In the 1930s traditional way of life became the past, especially in families of the Red Army commanders. Before marriage, mother worked as a seamstress and after marriage father made her stay at home, because a salary of an officer allowed it.

Father served in Levashevo [a village in the northern suburbs of Leningrad] at that time. Mother had only primary education and finished seamstress courses, but being a wife of a commander, she was considered a 'woman-commander' in the military unit.

She was involved in public business and was always busy. I remember how they often left me alone when I was small, and I even remember how I cried. They closed me in the room, I cried for some time and fell asleep.

Having got married, my parents lived in Ossinovaya Roscha. We lived there happily. There were four of us: mother, father, me and my brother Mikhail, who was born on December 20th, 1939.
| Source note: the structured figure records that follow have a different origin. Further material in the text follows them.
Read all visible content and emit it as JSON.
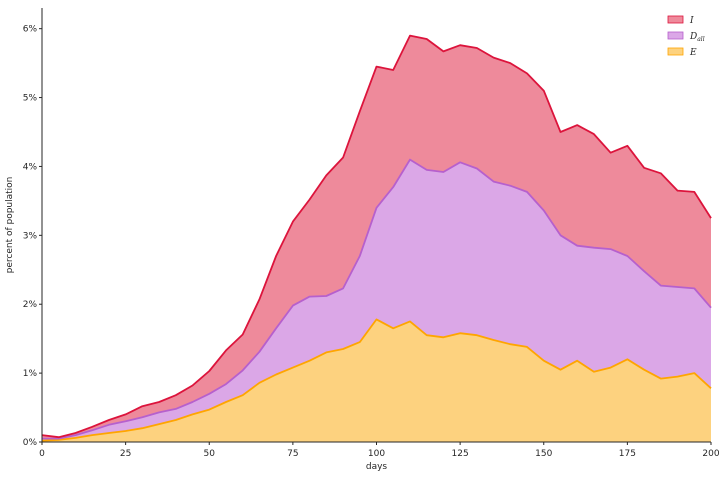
{
  "chart_data": {
    "type": "area",
    "stacked": true,
    "xlabel": "days",
    "ylabel": "percent of population",
    "xlim": [
      0,
      200
    ],
    "ylim": [
      0,
      6.3
    ],
    "xticks": [
      0,
      25,
      50,
      75,
      100,
      125,
      150,
      175,
      200
    ],
    "yticks": [
      0,
      1,
      2,
      3,
      4,
      5,
      6
    ],
    "ytick_format": "percent",
    "grid": false,
    "legend_position": "top-right",
    "x": [
      0,
      5,
      10,
      15,
      20,
      25,
      30,
      35,
      40,
      45,
      50,
      55,
      60,
      65,
      70,
      75,
      80,
      85,
      90,
      95,
      100,
      105,
      110,
      115,
      120,
      125,
      130,
      135,
      140,
      145,
      150,
      155,
      160,
      165,
      170,
      175,
      180,
      185,
      190,
      195,
      200
    ],
    "series": [
      {
        "name": "E",
        "color": "#ffa500",
        "fill": "#fdd27f",
        "values": [
          0.02,
          0.03,
          0.06,
          0.1,
          0.13,
          0.16,
          0.2,
          0.26,
          0.32,
          0.4,
          0.47,
          0.58,
          0.68,
          0.86,
          0.98,
          1.08,
          1.18,
          1.3,
          1.35,
          1.45,
          1.78,
          1.65,
          1.75,
          1.55,
          1.52,
          1.58,
          1.55,
          1.48,
          1.42,
          1.38,
          1.18,
          1.05,
          1.18,
          1.02,
          1.08,
          1.2,
          1.05,
          0.92,
          0.95,
          1.0,
          0.78
        ]
      },
      {
        "name": "D_all",
        "color": "#b660cd",
        "fill": "#dba7e7",
        "values": [
          0.03,
          0.02,
          0.04,
          0.07,
          0.12,
          0.14,
          0.16,
          0.17,
          0.16,
          0.18,
          0.23,
          0.26,
          0.36,
          0.45,
          0.67,
          0.9,
          0.93,
          0.82,
          0.88,
          1.25,
          1.62,
          2.05,
          2.35,
          2.4,
          2.4,
          2.48,
          2.42,
          2.3,
          2.3,
          2.25,
          2.18,
          1.95,
          1.67,
          1.8,
          1.72,
          1.5,
          1.43,
          1.35,
          1.3,
          1.23,
          1.17
        ]
      },
      {
        "name": "I",
        "color": "#dc143c",
        "fill": "#ee8a9b",
        "values": [
          0.05,
          0.02,
          0.03,
          0.05,
          0.07,
          0.1,
          0.16,
          0.15,
          0.2,
          0.24,
          0.33,
          0.49,
          0.52,
          0.76,
          1.05,
          1.22,
          1.41,
          1.75,
          1.9,
          2.1,
          2.05,
          1.7,
          1.8,
          1.9,
          1.75,
          1.7,
          1.75,
          1.8,
          1.78,
          1.72,
          1.74,
          1.5,
          1.75,
          1.65,
          1.4,
          1.6,
          1.5,
          1.63,
          1.4,
          1.4,
          1.3
        ]
      }
    ],
    "legend": [
      {
        "label": "I",
        "series": "I"
      },
      {
        "label": "D",
        "sub": "all",
        "series": "D_all"
      },
      {
        "label": "E",
        "series": "E"
      }
    ]
  }
}
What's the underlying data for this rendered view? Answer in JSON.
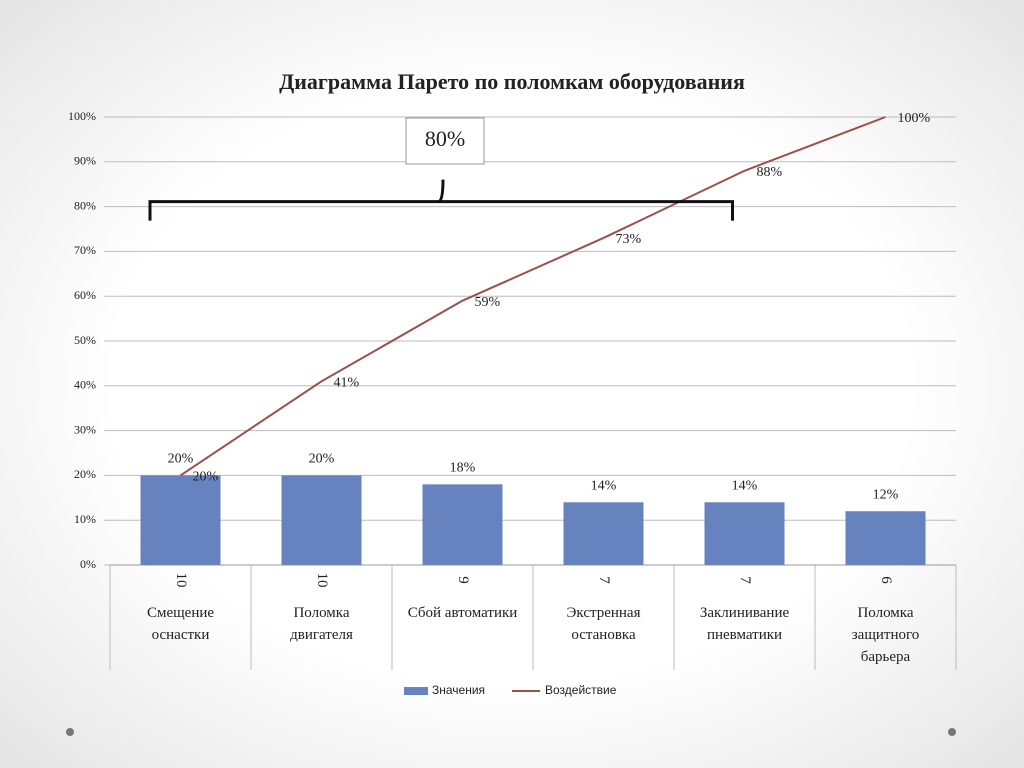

We moved to Ossinovaya Roscha almost before the others, the military camp was under construction at that time, and their house was still damp, when they moved in. Our family occupied two rooms in one of the apartments.

There was also a small room near the kitchen, where father's aide-de-camp lived. We also had two neighbors, also military men, but I know nothing about them. And in this house we lived until 1941, when the war burst out.

When the war broke out, father left for the frontline with his unit on the first day. His unit was already mobilized and left the Ossinovaya Roscha. In July 1941 father's unit was transferred from one location to the other and father managed to visit us together with his privates.

People were already being evacuated from Leningrad. Germans were quite close to the city at that time and last trains were leaving. Father managed to evacuate us to the Gorky region [region in the basin of Volga river with a center in the town of Gorky, located 1,000 km to the south-east of Leningrad], where his aide-de-camp's mother lived.

In evacuation, my mum received letters from front line from my daddy - the last letter came in August 1942. I keep it as a family relic, because it is the last piece of news from my father. It was written in pencil on a small sheet of paper.

Having written that letter, he got lost, and we did not receive any more letters from him and knew nothing about him. Time passed and we got to know that he perished.

My mum was alive till 2000, and she did not marry any more.